HSV-2 infection spreads via oral sex and cases herpes esophagitis in some people, but it is very rare. Some of the common herpes esophagitis symptoms are:
- Difficulty swallowing
- Open sores in the mouth
- Joint pain
HSV-2 is a life-long infection that can spread even when you do not show any symptoms. Treatment can certainly reduce and shorten or even help prevent herpes outbreaks.
HPV is among the most common viral sexually transmitted Infections in the U.S. The CDC estimates that more than 79 million American citizens are infected with HPV at the moment, and that nearly 14 million individuals will become infected with this disease each year.
The virus can transmit via oral sex as often as it does with anal or vaginal sex. HPV affects the genitals, throat, mouth, anus, cervix, and rectum.
In some of the cases, HPV infection does not show any symptoms. Some other types of HPV infection can cause respiratory papillomatosis or laryngeal which affects the throat and mouth. Symptoms include:
- Vocal changes
- Warts in the throat
- Shortness of breath
- Difficulty speaking
The other HPV types that infect the throat and mouth do not cause warts, but may cause neck or head cancer.
HPV infection does not have a cure, but it often disappears within two years of being diagnosed. Any warts that show up in the throat or mouth can be removed via surgery, but they may recur even while undergoing the treatment.
In the year 2006, the FDA approved a vaccine for teenagers and adults aged 11 to 26 years to avert the HPV virus from the widespread high-risk HPV strains. These are the strains generally associated with anal, cervical, neck, and head cancers.
How to get screened for sexually transmitted diseases
For STD testing, the CDC recommends yearly screening, at least for Chlamydia, syphilis, and gonorrhea for all sexually active men who have men as their partners and sexually active women younger than 25 years.

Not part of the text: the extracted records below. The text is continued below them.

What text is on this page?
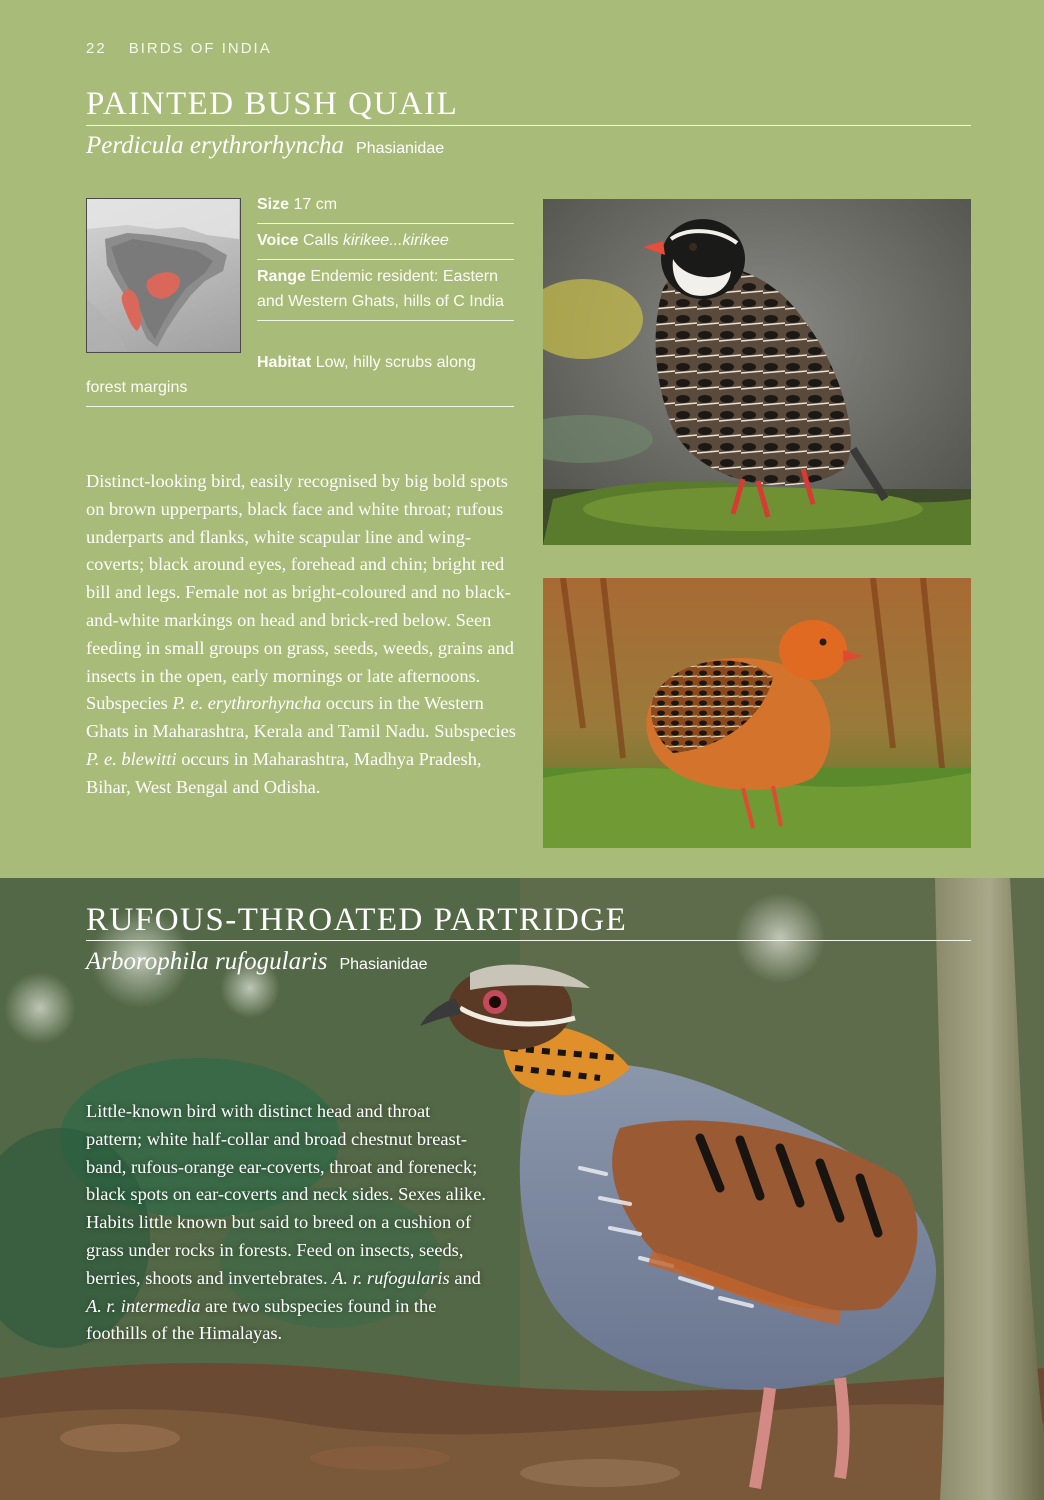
22 BIRDS OF INDIA
PAINTED BUSH QUAIL
Perdicula erythrorhyncha Phasianidae
Size 17 cm
Voice Calls kirikee...kirikee
Range Endemic resident: Eastern and Western Ghats, hills of C India
Habitat Low, hilly scrubs along
forest margins

Distinct-looking bird, easily recognised by big bold spots on brown upperparts, black face and white throat; rufous underparts and flanks, white scapular line and wing-coverts; black around eyes, forehead and chin; bright red bill and legs. Female not as bright-coloured and no black-and-white markings on head and brick-red below. Seen feeding in small groups on grass, seeds, weeds, grains and insects in the open, early mornings or late afternoons. Subspecies P. e. erythrorhyncha occurs in the Western Ghats in Maharashtra, Kerala and Tamil Nadu. Subspecies P. e. blewitti occurs in Maharashtra, Madhya Pradesh, Bihar, West Bengal and Odisha.

RUFOUS-THROATED PARTRIDGE
Arborophila rufogularis Phasianidae

Little-known bird with distinct head and throat pattern; white half-collar and broad chestnut breast-band, rufous-orange ear-coverts, throat and foreneck; black spots on ear-coverts and neck sides. Sexes alike. Habits little known but said to breed on a cushion of grass under rocks in forests. Feed on insects, seeds, berries, shoots and invertebrates. A. r. rufogularis and A. r. intermedia are two subspecies found in the foothills of the Himalayas.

People who have new or multiple sexual partners, and even pregnant women, should also have yearly STD testing. The CDC also recommends that all teenagers and adults ages 14 to 65 years must get themselves screened for HIV at least once in their lifetime.
You can visit a healthcare clinic or your doctor to get tested for HIV or STDs. Most clinics offer low-cost or even free screening options. What you can expect from a test will differ among each disease and infection.
Types of tests available
The different types of test available for STD screening include:
- Gonorrhea and Chlamydia – Urine sample or swab of the genital area
- HIV – Blood test or swab from inside your mouth
- Herpes without any symptoms – Blood test
- Herpes with symptoms – A blood test to double check and swab of the affected part
- Syphilis – Sample taken from the sore or blood test
- HPV – Visual diagnoses of warts in the throat or mouth or Pap test
Although STIs and STDs are more commonly transmitted via sexual intercourse, it is still possible to be infected with these infections during oral sex. Wearing a dental dam or condom properly and every time is the only way to prevent the risk of catching and transmitting STDs. It is imperative for an individual to get screened regularly, even if you have been in a long-term relationship. The sooner you know about your health status, the earlier you will be able to treat the possible infection.